А Клавдия опять упала грудью на стол.
Несколько минут она беззвучно плакала. Старуха сидела рядом, плотно сжав сухие губы, не моргая глядела на вздрагивающую спину немолодой уж женщины.
Наконец легонько положила высохшую руку на горячее Клашкино плечо, заговорила:
— Одно пойми, моя хорошая, — Бог тебя до сих пор поддерживал. И Христос, заступник наш перед Богом, не единожды поручался за тебя перед Господом. Христово слово веское, и Бог терпелив, но доколь же?! Нынче летом совсем было ты вняла его зову, да... Кого испугалась, кого засовестилась? Захара, что ли, с Корнеевым? Им что! Твой огонь их не жжет.
— Пистимея Макаровна! — всхлипнула Клашка. — Да что же это такое...
— Так я же и объясню, доченька. С того дождливого вечера и начал соблазн пересиливать тебя.
— Я же им слово дала — не ходить больше в молитвенный дом! — воскликнула Клашка.

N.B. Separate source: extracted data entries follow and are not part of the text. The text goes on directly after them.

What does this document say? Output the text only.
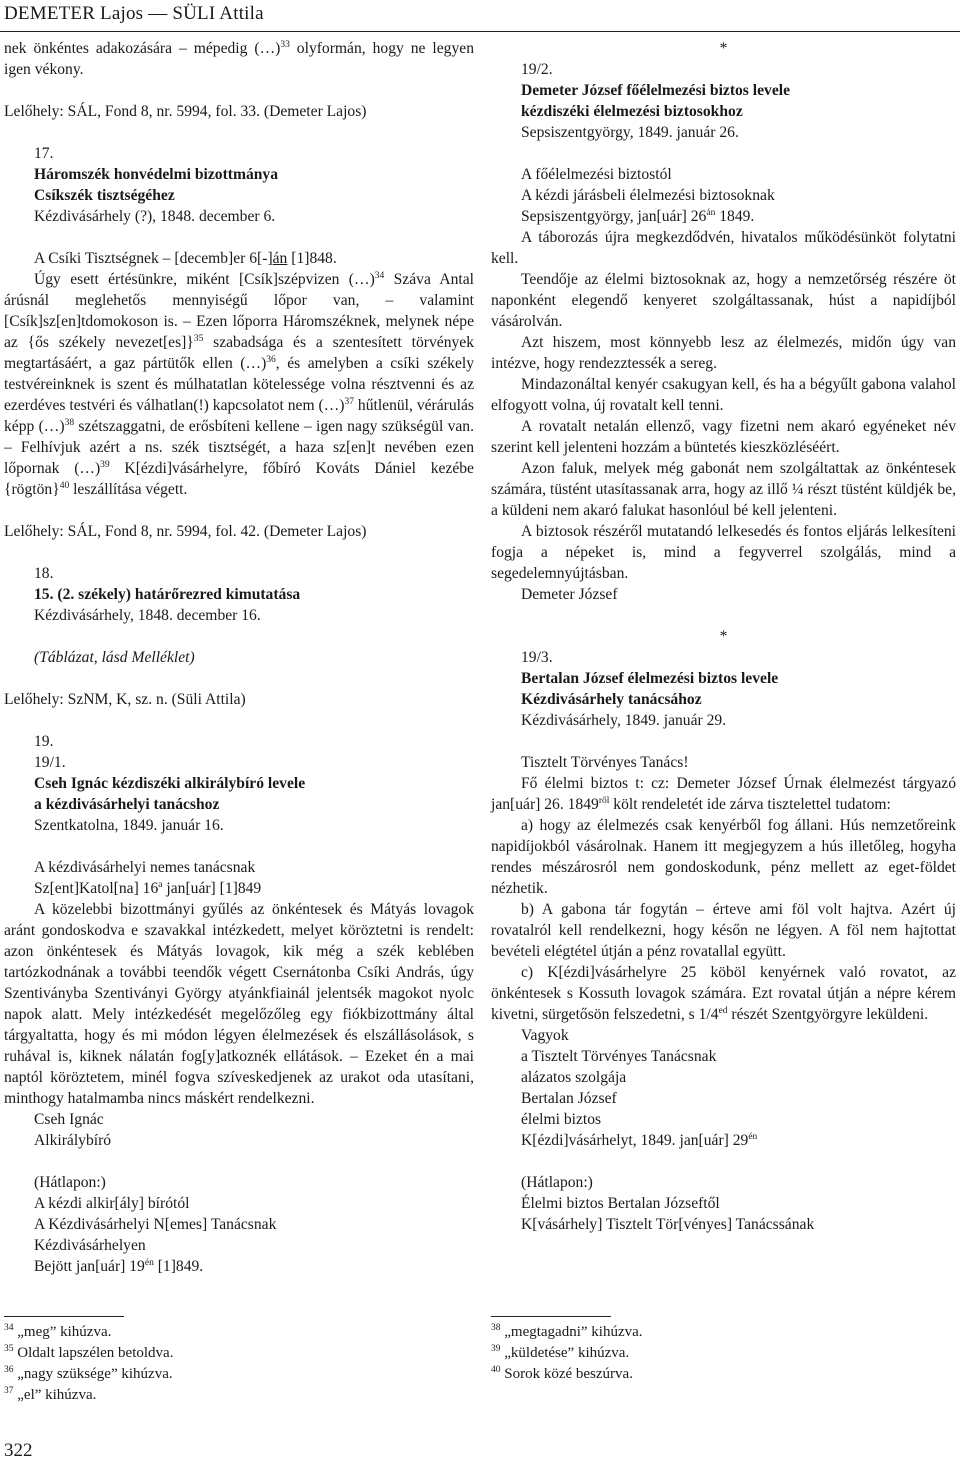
DEMETER Lajos — SÜLI Attila

nek önkéntes adakozására – mépedig (…)$^{33}$ olyformán, hogy ne legyen igen vékony.

Lelőhely: SÁL, Fond 8, nr. 5994, fol. 33. (Demeter Lajos)

17.

Háromszék honvédelmi bizottmánya

Csíkszék tisztségéhez

Kézdivásárhely (?), 1848. december 6.

A Csíki Tisztségnek – [decemb]er 6[-]án [1]848.

Úgy esett értésünkre, miként [Csík]szépvizen (…)$^{34}$ Száva Antal árúsnál meglehetős mennyiségű lőpor van, – valamint [Csík]sz[en]tdomokoson is. – Ezen lőporra Háromszéknek, melynek népe az {ős székely nevezet[es]}$^{35}$ szabadsága és a szentesített törvények megtartásáért, a gaz pártütők ellen (…)$^{36}$, és amelyben a csíki székely testvéreinknek is szent és múlhatatlan kötelessége volna résztvenni és az ezerdéves testvéri és válhatlan(!) kapcsolatot nem (…)$^{37}$ hűtlenül, vérárulás képp (…)$^{38}$ szétszaggatni, de erősbíteni kellene – igen nagy szükségül van. – Felhívjuk azért a ns. szék tisztségét, a haza sz[en]t nevében ezen lőpornak (…)$^{39}$ K[ézdi]vásárhelyre, főbíró Kováts Dániel kezébe {rögtön}$^{40}$ leszállítása végett.

Lelőhely: SÁL, Fond 8, nr. 5994, fol. 42. (Demeter Lajos)

18.

15. (2. székely) határőrezred kimutatása

Kézdivásárhely, 1848. december 16.

(Táblázat, lásd Melléklet)

Lelőhely: SzNM, K, sz. n. (Süli Attila)

19.

19/1.

Cseh Ignác kézdiszéki alkirálybíró levele

a kézdivásárhelyi tanácshoz

Szentkatolna, 1849. január 16.

A kézdivásárhelyi nemes tanácsnak

Sz[ent]Katol[na] 16$^a$ jan[uár] [1]849

A közelebbi bizottmányi gyűlés az önkéntesek és Mátyás lovagok aránt gondoskodva e szavakkal intézkedett, melyet köröztetni is rendelt: azon önkéntesek és Mátyás lovagok, kik még a szék keblében tartózkodnának a további teendők végett Csernátonba Csíki András, úgy Szentiványba Szentiványi György atyánkfiainál jelentsék magokot nyolc napok alatt. Mely intézkedését megelőzőleg egy fiókbizottmány által tárgyaltatta, hogy és mi módon légyen élelmezések és elszállásolások, s ruhával is, kiknek nálatán fog[y]atkoznék ellátások. – Ezeket én a mai naptól köröztetem, minél fogva szíveskedjenek az urakot oda utasítani, minthogy hatalmamba nincs máskért rendelkezni.

Cseh Ignác

Alkirálybíró

(Hátlapon:)

A kézdi alkir[ály] bírótól

A Kézdivásárhelyi N[emes] Tanácsnak

Kézdivásárhelyen

Bejött jan[uár] $19^{én}$ [1]849.

*

19/2.

Demeter József főélelmezési biztos levele

kézdiszéki élelmezési biztosokhoz

Sepsiszentgyörgy, 1849. január 26.

A főélelmezési biztostól

A kézdi járásbeli élelmezési biztosoknak

Sepsiszentgyörgy, jan[uár] $26^{án}$ 1849.

A táborozás újra megkezdődvén, hivatalos működésünköt folytatni kell.

Teendője az élelmi biztosoknak az, hogy a nemzetőrség részére öt naponként elegendő kenyeret szolgáltassanak, húst a napidíjból vásárolván.

Azt hiszem, most könnyebb lesz az élelmezés, midőn úgy van intézve, hogy rendezztessék a sereg.

Mindazonáltal kenyér csakugyan kell, és ha a bégyűlt gabona valahol elfogyott volna, új rovatalt kell tenni.

A rovatalt netalán ellenző, vagy fizetni nem akaró egyéneket név szerint kell jelenteni hozzám a büntetés kieszközléséért.

Azon faluk, melyek még gabonát nem szolgáltattak az önkéntesek számára, tüstént utasítassanak arra, hogy az illő ¼ részt tüstént küldjék be, a küldeni nem akaró falukat hasonlóul bé kell jelenteni.

A biztosok részéről mutatandó lelkesedés és fontos eljárás lelkesíteni fogja a népeket is, mind a fegyverrel szolgálás, mind a segedelemnyújtásban.

Demeter József

*

19/3.

Bertalan József élelmezési biztos levele

Kézdivásárhely tanácsához

Kézdivásárhely, 1849. január 29.

Tisztelt Törvényes Tanács!

Fő élelmi biztos t: cz: Demeter József Úrnak élelmezést tárgyazó jan[uár] 26. $1849^{ről}$ költ rendeletét ide zárva tisztelettel tudatom:

a) hogy az élelmezés csak kenyérből fog állani. Hús nemzetőreink napidíjokból vásárolnak. Hanem itt megjegyzem a hús illetőleg, hogyha rendes mészárosról nem gondoskodunk, pénz mellett az eget-földet nézhetik.

b) A gabona tár fogytán – érteve ami föl volt hajtva. Azért új rovatalról kell rendelkezni, hogy későn ne légyen. A föl nem hajtottat bevételi elégtétel útján a pénz rovatallal együtt.

c) K[ézdi]vásárhelyre 25 köböl kenyérnek való rovatot, az önkéntesek s Kossuth lovagok számára. Ezt rovatal útján a népre kérem kivetni, sürgetősön felszedetni, s $1/4^{ed}$ részét Szentgyörgyre leküldeni.

Vagyok

a Tisztelt Törvényes Tanácsnak

alázatos szolgája

Bertalan József

élelmi biztos

K[ézdi]vásárhelyt, 1849. jan[uár] $29^{én}$

(Hátlapon:)

Élelmi biztos Bertalan Józseftől

K[vásárhely] Tisztelt Tör[vényes] Tanácssának

$^{34}$ „meg” kihúzva.

$^{35}$ Oldalt lapszélen betoldva.

$^{36}$ „nagy szüksége” kihúzva.

$^{37}$ „el” kihúzva.

$^{38}$ „megtagadni” kihúzva.

$^{39}$ „küldetése” kihúzva.

$^{40}$ Sorok közé beszúrva.

322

— Господи! Да ведь я сказала уж — не зову тебя туда. Не хочешь — не надо. Только вот чую — без Бога тебе не выдержать больше, погрязнет в срамоте душенька твоя чистая. Богу больно будет, да ведь что поделаешь... Силком к себе он никого не тянет.

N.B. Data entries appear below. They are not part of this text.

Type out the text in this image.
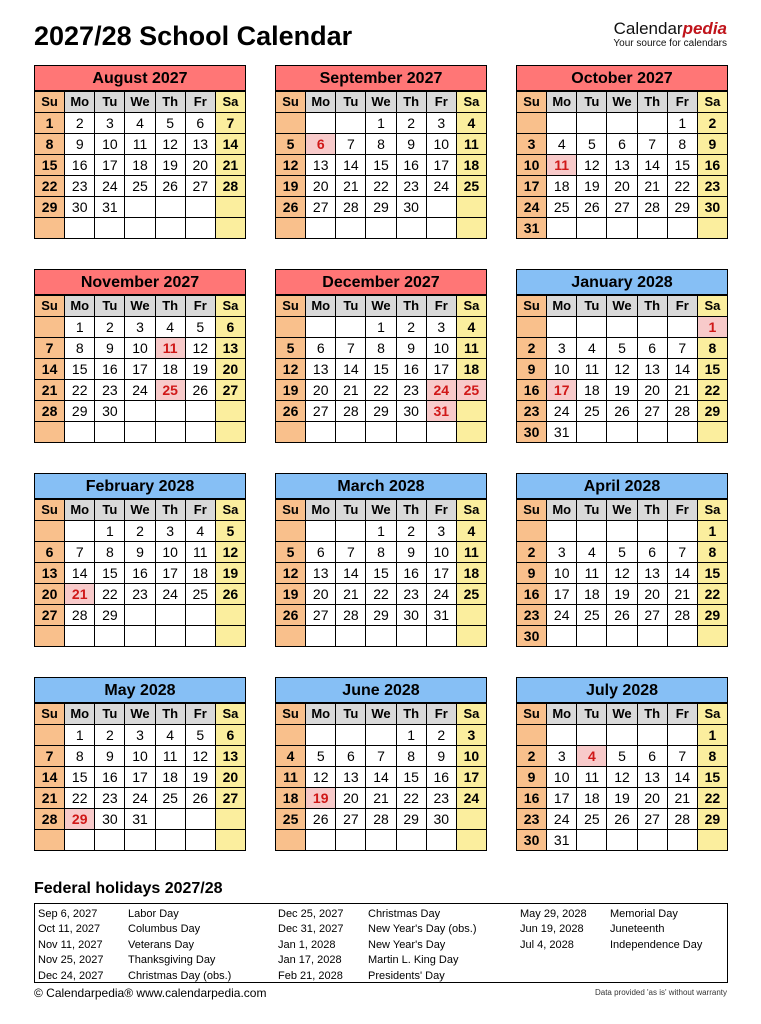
2027/28 School Calendar	Calendarpedia
Your source for calendars
August 2027
Su	Mo	Tu	We	Th	Fr	Sa
1	2	3	4	5	6	7
8	9	10	11	12	13	14
15	16	17	18	19	20	21
22	23	24	25	26	27	28
29	30	31				

September 2027
Su	Mo	Tu	We	Th	Fr	Sa
			1	2	3	4
5	6	7	8	9	10	11
12	13	14	15	16	17	18
19	20	21	22	23	24	25
26	27	28	29	30		

October 2027
Su	Mo	Tu	We	Th	Fr	Sa
					1	2
3	4	5	6	7	8	9
10	11	12	13	14	15	16
17	18	19	20	21	22	23
24	25	26	27	28	29	30
31						
November 2027
Su	Mo	Tu	We	Th	Fr	Sa
	1	2	3	4	5	6
7	8	9	10	11	12	13
14	15	16	17	18	19	20
21	22	23	24	25	26	27
28	29	30				

December 2027
Su	Mo	Tu	We	Th	Fr	Sa
			1	2	3	4
5	6	7	8	9	10	11
12	13	14	15	16	17	18
19	20	21	22	23	24	25
26	27	28	29	30	31	

January 2028
Su	Mo	Tu	We	Th	Fr	Sa
						1
2	3	4	5	6	7	8
9	10	11	12	13	14	15
16	17	18	19	20	21	22
23	24	25	26	27	28	29
30	31					
February 2028
Su	Mo	Tu	We	Th	Fr	Sa
		1	2	3	4	5
6	7	8	9	10	11	12
13	14	15	16	17	18	19
20	21	22	23	24	25	26
27	28	29				

March 2028
Su	Mo	Tu	We	Th	Fr	Sa
			1	2	3	4
5	6	7	8	9	10	11
12	13	14	15	16	17	18
19	20	21	22	23	24	25
26	27	28	29	30	31	

April 2028
Su	Mo	Tu	We	Th	Fr	Sa
						1
2	3	4	5	6	7	8
9	10	11	12	13	14	15
16	17	18	19	20	21	22
23	24	25	26	27	28	29
30						
May 2028
Su	Mo	Tu	We	Th	Fr	Sa
	1	2	3	4	5	6
7	8	9	10	11	12	13
14	15	16	17	18	19	20
21	22	23	24	25	26	27
28	29	30	31			

June 2028
Su	Mo	Tu	We	Th	Fr	Sa
				1	2	3
4	5	6	7	8	9	10
11	12	13	14	15	16	17
18	19	20	21	22	23	24
25	26	27	28	29	30	

July 2028
Su	Mo	Tu	We	Th	Fr	Sa
						1
2	3	4	5	6	7	8
9	10	11	12	13	14	15
16	17	18	19	20	21	22
23	24	25	26	27	28	29
30	31					
Federal holidays 2027/28
Sep 6, 2027	Labor Day
Oct 11, 2027	Columbus Day
Nov 11, 2027 Veterans Day
Nov 25, 2027 Thanksgiving Day
Dec 24, 2027 Christmas Day (obs.)
Dec 25, 2027 Christmas Day
Dec 31, 2027 New Year's Day (obs.)
Jan 1, 2028	New Year's Day
Jan 17, 2028 Martin L. King Day
Feb 21, 2028 Presidents' Day
May 29, 2028 Memorial Day
Jun 19, 2028 Juneteenth
Jul 4, 2028	Independence Day
© Calendarpedia® www.calendarpedia.com	Data provided 'as is' without warranty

И вдруг Пистимея тоже заплакала скупыми старческими слезами. Но плакала она недолго. Вытерев концом платка тонкий нос и глаза, сказала:
— Вот и говорю — сама себя ты обижаешь, Клашенька. То начала уж распускать веточки, как березонька, а потом ободрала их сама же, повыломала... Ну, пойду, засиделась. А эти подарочки-то возьми уж, а? Там как ты решишь — Господь тебе простит. А сестриц моих не обижай уж. Я оставлю на столе, слышишь, Клашенька?
— Оставь, — прошептала Клавдия, помедлив.
Пистимея встала, оделась, пошла к двери. У порога проговорила осторожно:
— Там, Клашенька, Евангелие святое. Ты почитай-ка, лебедушка. В сам деле незачем тебе в наш молитвенный дом ходить. Нечего Захарку дразнить и прочих скандальников. Степанидушку вон тоже Фрол не пускает ить к нам, даже книжки святые в печь бросает. А ты живешь одна, ничего... Коли что будет непонятно, я Пелагеюшку пришлю. А то сама объясню когда. А не найдешь в Евангелии ничего для облегчения души — заберу книгу. Но ты найдешь обязательно. Ты только почитай, почитай... Слышь?
Никулина, вероятно, слышала. Но она ничего не сказала.
Пистимея постояла еще у порога, подождала и толкнула плечом дверь.